Dans ce secteur, vous pouvez aussi lancer un site de voyance. Vous n’êtes pas cartomancien ? Ni gourou ? Aucune importance, aucun diplôme n’est exigé ! Affirmez que vous êtes d’une notoriété internationale – et appâtez vos clients au moyen d’un mailing affirmant que le premier contact est gratuit ! Que dire au client potentiel que vous ne connaissez pas ? Très simple : « Oui… je vois… en ce moment, vous avez de graves problèmes ( sentimentaux, d’argent ), vous vous posez des questions sur votre avenir – mais je vois un homme ( ou une femme ) qui s’intéresse de très près à vous et n’ose pas vous le dire. Vous allez bientôt recevoir un chèque ( ou un héritage, ou un contrat, ou la réponse à la demande que vous avez récemment formulée ). » Et s’il n’y a pas de résultat, me dites-vous ? Aucune importance, vous n’avez promis aucune garantie. Assurez qu’il faut attendre encore un peu ( et faites payer le client ). C’est fou, le nombre de gens qui sont prêts à consulter,  et à croire ce qu’ils ont envie d’entendre !
Et si vous avez des scrupules d’honnêteté ( si ce n’est pas le cas, j’imagine que vous êtes déjà passeur de clandestins, trader ou revendeur de drogue ), visez donc le coatching en ligne.
Quel genre de coatching ? N’importe lequel – et n’hésitez pas à viser les secteurs encombrés, ce sont forcément les plus lucratifs !
Ah… zut, vous aimez la lecture, les livres, vous rêvez du monde de l’édition ? Et vous n’avez pas de diplôme ? Pas grave…
Créez une maison d’édition ! Mais si, des millions de gens écrivent et veulent être publiés – sur support papier ( c’est vrai ! ). Certains sont prêts à payer très cher pour avoir leur nom sur une couverture. Alors dites que vous cherchez de bons manuscrits. Et quand vous en recevrez ( si, si, vous en recevrez, et beaucoup, ils ne seront pas forcément bons mais qu’importe ! ), ne prenez même pas la peine de les lire. Ne suggérez aucune correction ou modification ( ça pourrait vexer le client ) et affirmez que c’est parfait, que c’est exactement le genre d’ouvrages que vous recherchiez. Bien sûr, vous prendrez un large bénéfice sur l’imprimeur qui fera le travail. Pas question non plus de diffuser ces publications ( d’ailleurs elles ne se vendraient pas ). L’auteur viendra prendre lui-même en charge dans l’entrepôt les 300, 1 000 ou 2 000 exemplaires de son ouvrage. Qu’il ne sache plus quoi en faire ensuite, ce n’est pas votre problème.
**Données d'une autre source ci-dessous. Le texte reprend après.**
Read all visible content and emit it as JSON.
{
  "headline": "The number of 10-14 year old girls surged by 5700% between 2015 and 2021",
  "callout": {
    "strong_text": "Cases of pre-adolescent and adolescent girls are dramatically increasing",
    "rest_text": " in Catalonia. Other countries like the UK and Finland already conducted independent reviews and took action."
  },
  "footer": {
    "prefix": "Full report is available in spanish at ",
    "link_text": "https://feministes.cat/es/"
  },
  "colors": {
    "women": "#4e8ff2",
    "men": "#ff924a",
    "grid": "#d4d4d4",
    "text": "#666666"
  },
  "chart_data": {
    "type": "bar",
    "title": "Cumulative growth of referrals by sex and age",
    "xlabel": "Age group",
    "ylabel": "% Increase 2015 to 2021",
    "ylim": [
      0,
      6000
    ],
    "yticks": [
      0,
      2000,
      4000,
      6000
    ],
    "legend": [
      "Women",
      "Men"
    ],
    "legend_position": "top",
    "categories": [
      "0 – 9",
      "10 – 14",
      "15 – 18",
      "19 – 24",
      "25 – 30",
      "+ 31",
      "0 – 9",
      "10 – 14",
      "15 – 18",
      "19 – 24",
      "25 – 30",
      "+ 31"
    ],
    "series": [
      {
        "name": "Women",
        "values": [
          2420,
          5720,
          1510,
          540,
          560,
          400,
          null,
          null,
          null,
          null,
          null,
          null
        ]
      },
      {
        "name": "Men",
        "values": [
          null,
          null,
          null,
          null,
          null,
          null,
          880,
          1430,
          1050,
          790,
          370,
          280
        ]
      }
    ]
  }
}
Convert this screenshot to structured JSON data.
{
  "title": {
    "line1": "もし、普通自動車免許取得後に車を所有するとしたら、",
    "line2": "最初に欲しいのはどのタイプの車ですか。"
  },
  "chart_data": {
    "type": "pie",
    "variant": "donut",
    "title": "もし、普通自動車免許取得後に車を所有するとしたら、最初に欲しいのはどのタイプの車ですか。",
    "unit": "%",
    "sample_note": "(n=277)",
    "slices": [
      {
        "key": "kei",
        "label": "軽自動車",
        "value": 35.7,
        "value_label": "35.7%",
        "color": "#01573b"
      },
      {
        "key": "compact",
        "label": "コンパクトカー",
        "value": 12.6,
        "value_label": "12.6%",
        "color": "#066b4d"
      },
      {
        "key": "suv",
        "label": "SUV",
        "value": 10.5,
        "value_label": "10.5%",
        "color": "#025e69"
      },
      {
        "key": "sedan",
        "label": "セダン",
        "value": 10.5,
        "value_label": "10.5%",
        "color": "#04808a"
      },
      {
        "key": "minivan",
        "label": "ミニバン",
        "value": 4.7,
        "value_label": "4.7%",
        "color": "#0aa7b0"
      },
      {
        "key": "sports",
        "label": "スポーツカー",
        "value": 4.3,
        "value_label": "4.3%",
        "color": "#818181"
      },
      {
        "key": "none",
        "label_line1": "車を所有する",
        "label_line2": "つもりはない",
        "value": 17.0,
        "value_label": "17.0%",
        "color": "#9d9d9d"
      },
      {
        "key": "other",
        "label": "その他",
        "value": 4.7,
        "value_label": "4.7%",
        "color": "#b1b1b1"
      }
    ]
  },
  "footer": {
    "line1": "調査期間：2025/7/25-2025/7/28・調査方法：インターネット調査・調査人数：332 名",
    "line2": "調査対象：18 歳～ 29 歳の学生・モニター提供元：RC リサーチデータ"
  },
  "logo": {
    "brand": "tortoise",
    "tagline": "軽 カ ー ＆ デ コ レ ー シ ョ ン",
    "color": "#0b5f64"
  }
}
Si quelques scrupules vous restent, vous pouvez aussi, dans le même secteur, proposer vos services comme coatch d’écriture. Vous n’avez rien publié ? Pas grave. Affirmez que des génies comme Hugo ou Flaubert auraient sans doute fait de très mauvais coatchs. Et que les meilleurs directeurs littéraires n’ont en général jamais rien publié. Là encore, quand vous lirez les textes de vos clients, soyez très, très indulgents. Inutile de leur faire améliorer leur style, ou de leur enseigner des rudiments sur la construction d’un récit. Au contraire, flattez les. Et rassurez-vous : les guider ( ou faire semblant ) ne vous engage à aucun résultat.
Ah ! Un dernier conseil : quand vous aurez de l’argent, placez-le. Dans un paradis fiscal, évidemment ( contrairement aux effets d’annonce, ils ne sont pas près de disparaître ) N’hésitez pas à privilégier la Suisse – parce que si la Suisse veut réduire le quota de travailleurs értangers, l’argent étranger, lui, est plus que jamais le bienvenu. Attention : il vous sera cependant difficile d’ouvrir un compte à moins d’un ou deux millions d’euros.
Mieux encore : devenez banquier ! Et si un jour votre banque est au bord de la faillite, pas de panique : l’état ( c'est-à-dire les contribuables ) vous viendra en aide. Parce qu’on sauve toujours les banques. Sans contrepartie. Et avec l’argent public.
Non, non, je ne suis pas un pessimiste – juste un vieux schnock.